From the same collection are three works by Alighiero Boetti. Tutto from 1989 is a tapestry of modern life with everyday objects including scissors, knives, wristwatches and a bottleopener, creating a dazzling spectacle of colour and rhythm (estimate: € 350,000-500,000). The letters E, B and D can be made out, a hidden linguistic code and a subtle play on words. The ‘Tutto’ series represents the central meaning of Boetti’s art: the juxtaposition of order and disorder. Executed in 1969, Boetti’s Cimento dell’armonia e dell’invenzione is one of the first works after he artist changed his direction. He found great freedom in the repetitive and time consuming process which involved tracing the horizontal and vertical grid lines until the blank space across the diptych had been filled, (estimate: €70,000-100,000). The third work by Boetti is a 1974 version of Omonimo, which is born from a conflation of the Italian words ananimo and omonimo (eponymous), which Boetti invented as a self-reflective expression in 1971. Here again the order and discorder principal as well as the notion of non-authorship apply (estimate: €70,000-100,000). This work was part of the 2012 retrospective of the artist, first held at Museo Reina Sofia in Madrid and then at the MoMA in New York.

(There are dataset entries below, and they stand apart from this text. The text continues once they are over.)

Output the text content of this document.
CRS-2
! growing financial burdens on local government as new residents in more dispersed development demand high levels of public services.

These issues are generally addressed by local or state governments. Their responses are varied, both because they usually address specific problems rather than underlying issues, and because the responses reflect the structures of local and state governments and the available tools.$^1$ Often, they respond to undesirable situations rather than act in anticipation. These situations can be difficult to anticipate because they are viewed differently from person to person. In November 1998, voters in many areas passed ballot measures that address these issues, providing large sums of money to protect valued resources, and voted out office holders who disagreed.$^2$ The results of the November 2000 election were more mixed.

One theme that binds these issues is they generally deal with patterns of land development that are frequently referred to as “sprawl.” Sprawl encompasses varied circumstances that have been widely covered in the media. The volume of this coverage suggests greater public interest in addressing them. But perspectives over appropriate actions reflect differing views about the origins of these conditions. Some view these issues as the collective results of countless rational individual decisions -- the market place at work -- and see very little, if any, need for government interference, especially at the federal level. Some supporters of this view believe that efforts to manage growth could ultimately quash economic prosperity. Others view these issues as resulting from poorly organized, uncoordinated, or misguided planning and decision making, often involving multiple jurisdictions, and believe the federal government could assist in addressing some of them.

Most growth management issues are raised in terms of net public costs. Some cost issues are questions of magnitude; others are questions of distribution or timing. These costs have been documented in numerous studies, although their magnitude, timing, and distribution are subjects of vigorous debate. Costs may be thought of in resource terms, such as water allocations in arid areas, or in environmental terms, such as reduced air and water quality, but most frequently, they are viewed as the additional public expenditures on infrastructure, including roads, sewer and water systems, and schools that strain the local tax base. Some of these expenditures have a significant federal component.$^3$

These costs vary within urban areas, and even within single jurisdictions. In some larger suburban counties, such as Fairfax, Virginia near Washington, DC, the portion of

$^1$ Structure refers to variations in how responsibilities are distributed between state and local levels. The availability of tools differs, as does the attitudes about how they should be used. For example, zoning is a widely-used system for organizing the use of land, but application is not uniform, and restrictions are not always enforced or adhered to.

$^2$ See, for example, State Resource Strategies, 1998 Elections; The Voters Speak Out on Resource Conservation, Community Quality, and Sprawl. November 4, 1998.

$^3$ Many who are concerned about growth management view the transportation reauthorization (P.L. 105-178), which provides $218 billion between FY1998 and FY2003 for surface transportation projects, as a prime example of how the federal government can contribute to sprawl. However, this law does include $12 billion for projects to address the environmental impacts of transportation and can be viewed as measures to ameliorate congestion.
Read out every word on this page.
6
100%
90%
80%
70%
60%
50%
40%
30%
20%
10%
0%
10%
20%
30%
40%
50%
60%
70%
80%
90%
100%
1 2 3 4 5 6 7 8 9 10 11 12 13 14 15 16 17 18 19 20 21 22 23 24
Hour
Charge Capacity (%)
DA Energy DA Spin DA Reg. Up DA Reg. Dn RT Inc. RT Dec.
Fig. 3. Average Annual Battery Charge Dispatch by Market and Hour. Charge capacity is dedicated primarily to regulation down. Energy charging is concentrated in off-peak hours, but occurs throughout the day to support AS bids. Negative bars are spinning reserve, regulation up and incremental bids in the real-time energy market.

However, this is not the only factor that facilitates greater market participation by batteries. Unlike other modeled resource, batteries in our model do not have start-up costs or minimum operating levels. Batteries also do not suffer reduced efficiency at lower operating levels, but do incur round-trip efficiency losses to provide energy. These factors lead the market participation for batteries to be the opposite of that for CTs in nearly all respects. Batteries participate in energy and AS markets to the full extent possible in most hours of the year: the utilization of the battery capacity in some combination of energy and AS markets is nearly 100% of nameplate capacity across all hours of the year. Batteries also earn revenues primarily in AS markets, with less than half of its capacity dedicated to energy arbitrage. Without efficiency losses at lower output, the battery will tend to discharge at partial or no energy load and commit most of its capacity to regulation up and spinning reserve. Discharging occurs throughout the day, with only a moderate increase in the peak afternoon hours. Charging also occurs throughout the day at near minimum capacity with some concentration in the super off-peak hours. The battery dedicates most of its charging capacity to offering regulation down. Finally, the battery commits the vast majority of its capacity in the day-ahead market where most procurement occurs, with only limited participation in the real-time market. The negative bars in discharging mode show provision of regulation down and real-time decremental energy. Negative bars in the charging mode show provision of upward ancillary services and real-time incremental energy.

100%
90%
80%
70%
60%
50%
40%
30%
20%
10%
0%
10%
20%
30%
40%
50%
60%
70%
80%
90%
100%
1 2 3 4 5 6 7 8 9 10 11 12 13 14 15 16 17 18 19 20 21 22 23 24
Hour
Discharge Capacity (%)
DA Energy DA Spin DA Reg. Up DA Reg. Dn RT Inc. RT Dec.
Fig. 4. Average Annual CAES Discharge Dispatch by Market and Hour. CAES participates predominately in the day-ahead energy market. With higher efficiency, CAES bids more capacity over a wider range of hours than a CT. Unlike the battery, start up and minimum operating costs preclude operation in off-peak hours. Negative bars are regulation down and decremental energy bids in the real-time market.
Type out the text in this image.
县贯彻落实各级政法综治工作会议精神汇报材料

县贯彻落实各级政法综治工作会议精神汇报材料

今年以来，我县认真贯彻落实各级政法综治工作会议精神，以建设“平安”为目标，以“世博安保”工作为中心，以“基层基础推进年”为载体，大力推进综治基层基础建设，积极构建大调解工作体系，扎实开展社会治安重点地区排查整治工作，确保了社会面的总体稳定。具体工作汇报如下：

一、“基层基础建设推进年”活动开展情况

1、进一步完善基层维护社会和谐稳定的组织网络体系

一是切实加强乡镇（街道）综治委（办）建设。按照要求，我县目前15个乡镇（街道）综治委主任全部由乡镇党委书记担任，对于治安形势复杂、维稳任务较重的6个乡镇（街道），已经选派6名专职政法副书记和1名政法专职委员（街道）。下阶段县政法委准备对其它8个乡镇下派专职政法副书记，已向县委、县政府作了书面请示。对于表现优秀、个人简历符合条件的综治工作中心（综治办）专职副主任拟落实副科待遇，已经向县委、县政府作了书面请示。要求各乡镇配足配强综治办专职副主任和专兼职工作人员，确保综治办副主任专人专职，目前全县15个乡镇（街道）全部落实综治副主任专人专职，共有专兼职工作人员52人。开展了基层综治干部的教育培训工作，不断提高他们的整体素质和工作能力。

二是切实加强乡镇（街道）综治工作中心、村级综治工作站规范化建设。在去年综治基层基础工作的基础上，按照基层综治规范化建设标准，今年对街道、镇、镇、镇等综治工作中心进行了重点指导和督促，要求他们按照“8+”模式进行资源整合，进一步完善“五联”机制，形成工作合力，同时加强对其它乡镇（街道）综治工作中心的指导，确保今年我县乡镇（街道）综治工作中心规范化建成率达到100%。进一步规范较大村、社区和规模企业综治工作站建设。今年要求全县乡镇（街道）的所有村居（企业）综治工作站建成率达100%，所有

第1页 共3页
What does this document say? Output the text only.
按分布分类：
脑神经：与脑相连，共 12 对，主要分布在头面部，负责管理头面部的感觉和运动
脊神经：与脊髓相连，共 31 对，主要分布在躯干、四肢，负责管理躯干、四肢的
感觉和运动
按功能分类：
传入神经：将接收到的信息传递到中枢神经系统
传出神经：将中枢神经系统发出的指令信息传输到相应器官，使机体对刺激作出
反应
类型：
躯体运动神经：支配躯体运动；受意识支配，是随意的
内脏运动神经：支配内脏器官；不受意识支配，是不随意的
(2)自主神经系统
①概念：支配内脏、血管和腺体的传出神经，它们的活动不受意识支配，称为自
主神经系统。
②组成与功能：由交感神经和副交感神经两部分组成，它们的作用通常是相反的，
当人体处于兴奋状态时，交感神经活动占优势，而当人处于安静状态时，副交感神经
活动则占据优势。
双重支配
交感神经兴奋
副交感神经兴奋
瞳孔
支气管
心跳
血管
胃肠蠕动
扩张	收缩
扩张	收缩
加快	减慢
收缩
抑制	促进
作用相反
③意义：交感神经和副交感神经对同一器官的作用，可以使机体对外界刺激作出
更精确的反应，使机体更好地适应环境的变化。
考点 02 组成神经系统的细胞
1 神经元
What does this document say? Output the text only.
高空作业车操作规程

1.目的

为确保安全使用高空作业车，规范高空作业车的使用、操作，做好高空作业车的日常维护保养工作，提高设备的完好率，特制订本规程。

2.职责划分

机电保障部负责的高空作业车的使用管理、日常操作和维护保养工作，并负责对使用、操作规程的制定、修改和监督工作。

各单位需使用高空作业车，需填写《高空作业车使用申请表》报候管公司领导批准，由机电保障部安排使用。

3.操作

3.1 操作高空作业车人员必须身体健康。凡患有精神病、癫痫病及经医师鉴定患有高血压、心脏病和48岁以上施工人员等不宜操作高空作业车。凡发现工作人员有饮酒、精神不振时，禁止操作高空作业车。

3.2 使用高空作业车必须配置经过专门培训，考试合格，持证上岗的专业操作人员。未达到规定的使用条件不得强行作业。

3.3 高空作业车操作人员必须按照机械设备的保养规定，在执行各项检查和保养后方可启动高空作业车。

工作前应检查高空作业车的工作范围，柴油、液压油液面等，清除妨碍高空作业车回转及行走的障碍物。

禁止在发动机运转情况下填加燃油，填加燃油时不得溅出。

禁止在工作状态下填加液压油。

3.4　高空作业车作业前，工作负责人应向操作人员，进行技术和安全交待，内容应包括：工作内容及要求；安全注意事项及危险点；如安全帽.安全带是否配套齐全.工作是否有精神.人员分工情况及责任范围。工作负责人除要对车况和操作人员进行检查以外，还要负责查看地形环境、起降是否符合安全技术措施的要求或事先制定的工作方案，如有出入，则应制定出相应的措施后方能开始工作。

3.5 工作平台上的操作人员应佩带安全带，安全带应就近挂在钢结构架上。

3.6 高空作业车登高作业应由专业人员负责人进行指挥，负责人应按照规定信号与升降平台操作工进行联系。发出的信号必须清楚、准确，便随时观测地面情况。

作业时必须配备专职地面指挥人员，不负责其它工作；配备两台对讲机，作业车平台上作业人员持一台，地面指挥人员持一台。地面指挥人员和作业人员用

Lucio Fontana’s Concetto Spaziale, Attesa (estimate: €700,000-1,000,000) shows a single clean slash through the red canvas. It was made in 1967, exactly 10 years after the artist introduced the series of tagli. These works were created during a period of exploration in space with the slash sometimes seen as a reference to the unknown, to the spatial dimension.

ADDITIONAL HIGHLIGHTS
Leoncillo’s Taglio bianco sculpture (estimate: €80,000-120,000), a rediscovered piece, offered for the first time at auction. Shaped, slashed and perforated, the work seeks, defines and moves the line between the static point and the spatial dimension. Choosing a white glaze, Leoncillo avoids all colour to highlight the layers and cuts within the clay, focusing on form and matter.

Senza titolo by Gino de Dominicis is a mature work in his mystifying oeuvre, where the use of silhouetted forms appear as if they were footprints or shadows of the gods. Acquired directly from the artist, and in the same private collection ever since, Senza titolo was part of the important exhibition dedicated to Gino De Dominicis held at MoMA PS1, in New York in 2008 (estimate: €100,000-150,000).

THE RETURN TO FIGURATION
In the wake of the horror and chaos of the First World War, artists across Europe desperately sought a new vocabulary that could adequately express and respond to the dramatic cultural and social shifts that were occurring in the aftermath. Many in Italy returned to figurative painting and traditional subjects looking for inspiration to the art of the past. One of the most influential groups to emerge in Italy during this period was the so called ‘Scuola di Via Cavour,’ also known as the ‘Scuola Romana’.

Two works are representative of this movement Scipione’s Natura morte con tubino, dating from 1929 with an estimate of €60,000-80,000. It transforms typical everyday objects into an ethereal stillife, rich with symbolism and potential narratives. From the fashionable black dress and delicate pink ribbon that lie strewn across the bed, to the discarded top-hat and walking stick alongside it, each element implies a human presence which remains invisible to us, confined to a space beyond the edges of the canvas.

Towards the end of the 1930s the theme of le bagnanti sulla spiaggia (bathers on the shore) emerges in Fausto Pirandello’s oeuvre until the end of his life. In Spaggia affollata from 1939, the nude is no longer confined to the studio, it is no longer set in dull environments, but rather comes into contact with storm-corroded skies, strips of ocean. The female or male form is never depicted as an expression of beauty it is explored in every aspect of its reality – which is often violent, ugly and vulgar (estimate: €80,000-120,000).